As famílias do Assentamento Madre Terra, localizado no interior de São Gabriel (RS), iniciaram esta semana um processo de luta contra o fechamento da Unidade Escolar da comunidade que atende 20 alunos e pode chegar a 35 crianças com a implantação obrigatória da educação infantil. O Plano de Assentamento Madre Terra, que conta com 88 famílias, foi implantado pelo INCRA em 2009, e tem sido marcado pela negligência e abandono por parte do poder público, estando até hoje sem estradas, rede de água, programa de moradia e créditos de fomento a produção.
Em 2013, através da mobilização das famílias e pressão via Ministério Público Estadual de São Gabriel, foi construída uma Unidade Escolar no Assentamento, que iniciou as aulas em 2014. Antes disso, as crianças chegavam a caminhar até 7 km e enfrentar uma jornada exaustiva e perigosa de 2 horas em 30 km de precárias estradas de terra para chegar a uma escola municipal de outra comunidade.
No dia 10 de fevereiro de 2017, a poucas semanas do inicio do calendário letivo, a 19ª Coordenadoria Regional de Educação, contrariando a Resolução 329 de maio de 2015 do Conselho Estadual de Educação, que impede o fechamento de escolas do campo sem o consentimento da comunidade, e o artigo 53. Inciso V do Estatuto da Criança e do Adolescente, que prevê “o acesso a escola pública e gratuita próxima de sua residência”, comunicou às famílias assentadas sua definição de fechar a Unidade Escolar e realocar as crianças em escolas municipais distantes.

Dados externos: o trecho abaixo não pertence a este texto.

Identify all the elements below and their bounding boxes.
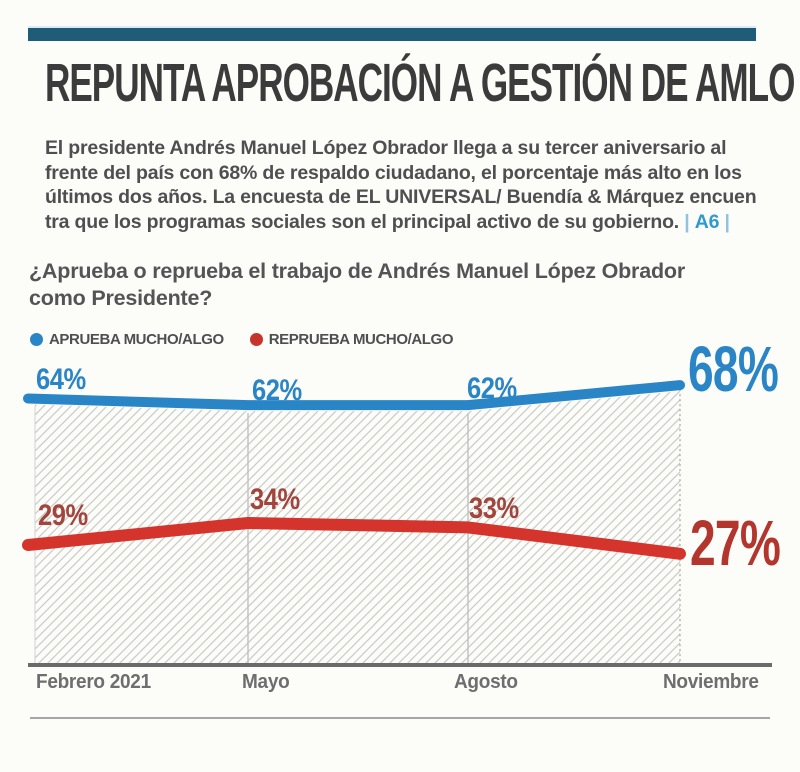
accent-bar xyxy=(28,28,756,41)
disapprove-point-label: 34% xyxy=(250,483,300,516)
footer-divider xyxy=(30,717,770,719)
ref-separator: | xyxy=(684,210,690,233)
x-axis-label-mayo: Mayo xyxy=(242,671,290,693)
summary-line: últimos dos años. La encuesta de EL UNIV… xyxy=(45,186,757,208)
legend-label-aprueba: APRUEBA MUCHO/ALGO xyxy=(49,331,224,348)
headline: REPUNTA APROBACIÓN A GESTIÓN DE AMLO xyxy=(45,53,795,113)
survey-question-line: como Presidente? xyxy=(29,286,213,310)
approve-final-label: 68% xyxy=(688,333,779,405)
summary-paragraph: El presidente Andrés Manuel López Obrado… xyxy=(45,136,765,234)
x-axis-label-noviembre: Noviembre xyxy=(663,671,759,693)
summary-line: frente del país con 68% de respaldo ciud… xyxy=(45,161,742,184)
survey-question: ¿Aprueba o reprueba el trabajo de Andrés… xyxy=(29,258,685,312)
disapprove-line xyxy=(22,517,686,560)
disapprove-point-label: 33% xyxy=(469,492,519,525)
disapprove-point-label: 29% xyxy=(38,499,88,532)
x-axis-label-agosto: Agosto xyxy=(454,671,518,693)
legend-item-aprueba: APRUEBA MUCHO/ALGO xyxy=(30,331,224,348)
disapprove-dot-icon xyxy=(249,333,263,346)
legend-item-reprueba: REPRUEBA MUCHO/ALGO xyxy=(249,331,454,348)
legend-label-reprueba: REPRUEBA MUCHO/ALGO xyxy=(268,331,454,348)
x-axis-label-febrero: Febrero 2021 xyxy=(36,671,151,693)
disapprove-final-label: 27% xyxy=(690,507,781,579)
summary-line-text: tra que los programas sociales son el pr… xyxy=(45,210,680,233)
approve-point-label: 62% xyxy=(252,374,302,407)
approval-hatch-area xyxy=(35,391,680,664)
approve-dot-icon xyxy=(30,333,43,346)
summary-line: tra que los programas sociales son el pr… xyxy=(45,210,765,235)
ref-separator: | xyxy=(724,210,730,233)
chart-legend: APRUEBA MUCHO/ALGO REPRUEBA MUCHO/ALGO xyxy=(30,331,454,348)
approve-point-label: 62% xyxy=(467,372,517,405)
summary-line: El presidente Andrés Manuel López Obrado… xyxy=(45,137,727,159)
approve-line xyxy=(23,380,685,411)
page-ref-link[interactable]: A6 xyxy=(694,210,720,233)
approve-point-label: 64% xyxy=(36,363,86,396)
survey-question-line: ¿Aprueba o reprueba el trabajo de Andrés… xyxy=(29,259,686,283)
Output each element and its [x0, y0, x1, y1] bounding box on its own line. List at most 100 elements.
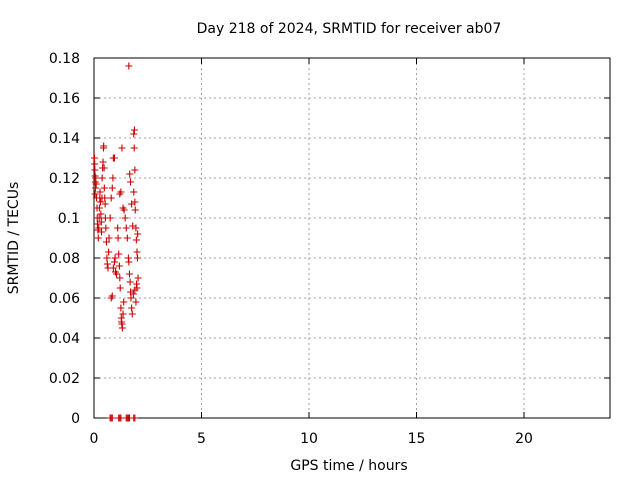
axis-ticks — [93, 57, 610, 419]
data-point — [97, 210, 105, 218]
data-point — [98, 228, 106, 236]
data-point — [119, 204, 127, 212]
y-tick-label: 0 — [71, 411, 80, 427]
data-point — [114, 234, 122, 242]
data-point — [99, 158, 107, 166]
data-point — [117, 304, 125, 312]
data-point — [131, 206, 139, 214]
x-tick-labels: 0 5 10 15 20 — [90, 431, 533, 447]
data-point — [132, 298, 140, 306]
data-point — [134, 230, 142, 238]
x-tick-label: 15 — [408, 431, 426, 447]
data-point — [96, 188, 104, 196]
data-point — [95, 224, 103, 232]
data-point — [91, 160, 99, 168]
data-point — [95, 204, 103, 212]
plot-area — [93, 57, 611, 419]
y-tick-labels: 0 0.02 0.04 0.06 0.08 0.1 0.12 0.14 0.16 0.18 — [49, 51, 80, 427]
data-point — [131, 166, 139, 174]
data-point — [92, 184, 100, 192]
data-point — [92, 180, 100, 188]
data-point — [108, 414, 116, 422]
y-tick-label: 0.06 — [49, 291, 80, 307]
data-point — [108, 292, 116, 300]
data-point — [133, 248, 141, 256]
y-tick-label: 0.08 — [49, 251, 80, 267]
data-point — [131, 286, 139, 294]
data-point — [113, 270, 121, 278]
data-point — [94, 234, 102, 242]
data-point — [101, 200, 109, 208]
data-point — [109, 174, 117, 182]
y-tick-label: 0.02 — [49, 371, 80, 387]
data-point — [91, 166, 99, 174]
data-point — [109, 264, 117, 272]
data-points — [90, 62, 142, 422]
x-tick-label: 5 — [197, 431, 206, 447]
data-point — [114, 224, 122, 232]
data-point — [121, 214, 129, 222]
data-point — [101, 194, 109, 202]
data-point — [127, 294, 135, 302]
data-point — [130, 188, 138, 196]
data-point — [95, 214, 103, 222]
data-point — [103, 254, 111, 262]
data-point — [125, 62, 133, 70]
data-point — [116, 284, 124, 292]
data-point — [131, 198, 139, 206]
data-point — [106, 214, 114, 222]
data-point — [122, 224, 130, 232]
y-tick-label: 0.16 — [49, 91, 80, 107]
data-point — [129, 290, 137, 298]
data-point — [110, 154, 118, 162]
y-tick-label: 0.1 — [58, 211, 80, 227]
data-point — [92, 174, 100, 182]
data-point — [118, 324, 126, 332]
data-point — [100, 184, 108, 192]
data-point — [97, 218, 105, 226]
data-point — [117, 188, 125, 196]
data-point — [128, 310, 136, 318]
data-point — [119, 310, 127, 318]
plot-frame — [93, 57, 611, 419]
data-point — [91, 190, 99, 198]
data-point — [132, 224, 140, 232]
data-point — [115, 250, 123, 258]
data-point — [107, 194, 115, 202]
data-point — [125, 270, 133, 278]
data-point — [130, 130, 138, 138]
data-point — [130, 144, 138, 152]
data-point — [126, 278, 134, 286]
data-point — [118, 318, 126, 326]
y-tick-label: 0.18 — [49, 51, 80, 67]
chart-title: Day 218 of 2024, SRMTID for receiver ab0… — [197, 21, 502, 37]
data-point — [120, 298, 128, 306]
data-point — [96, 198, 104, 206]
x-tick-label: 0 — [90, 431, 99, 447]
y-tick-label: 0.12 — [49, 171, 80, 187]
data-point — [110, 258, 118, 266]
data-point — [102, 238, 110, 246]
data-point — [131, 414, 139, 422]
data-point — [102, 224, 110, 232]
data-point — [132, 236, 140, 244]
x-tick-label: 10 — [300, 431, 318, 447]
data-point — [105, 248, 113, 256]
data-point — [116, 274, 124, 282]
data-point — [108, 184, 116, 192]
data-point — [90, 154, 98, 162]
data-point — [93, 220, 101, 228]
data-point — [98, 174, 106, 182]
data-point — [126, 170, 134, 178]
data-point — [130, 126, 138, 134]
data-point — [134, 274, 142, 282]
data-point — [128, 304, 136, 312]
data-point — [118, 144, 126, 152]
x-tick-label: 20 — [515, 431, 533, 447]
grid-lines — [94, 58, 610, 418]
data-point — [115, 262, 123, 270]
data-point — [127, 178, 135, 186]
y-tick-label: 0.04 — [49, 331, 80, 347]
data-point — [100, 142, 108, 150]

Em resposta, as famílias encaminharam denúncia ao MPE de Santa Maria, e organizam um ato público a ser realizado hoje, dia 21 de fevereiro, com apoio de entidades sindicais e movimentos populares exigindo da promotoria a intervenção para garantir a manutenção, funcionamento e emancipação da Unidade Escolar. Os assentados prometem lutar até as últimas consequências pelos direitos de suas crianças.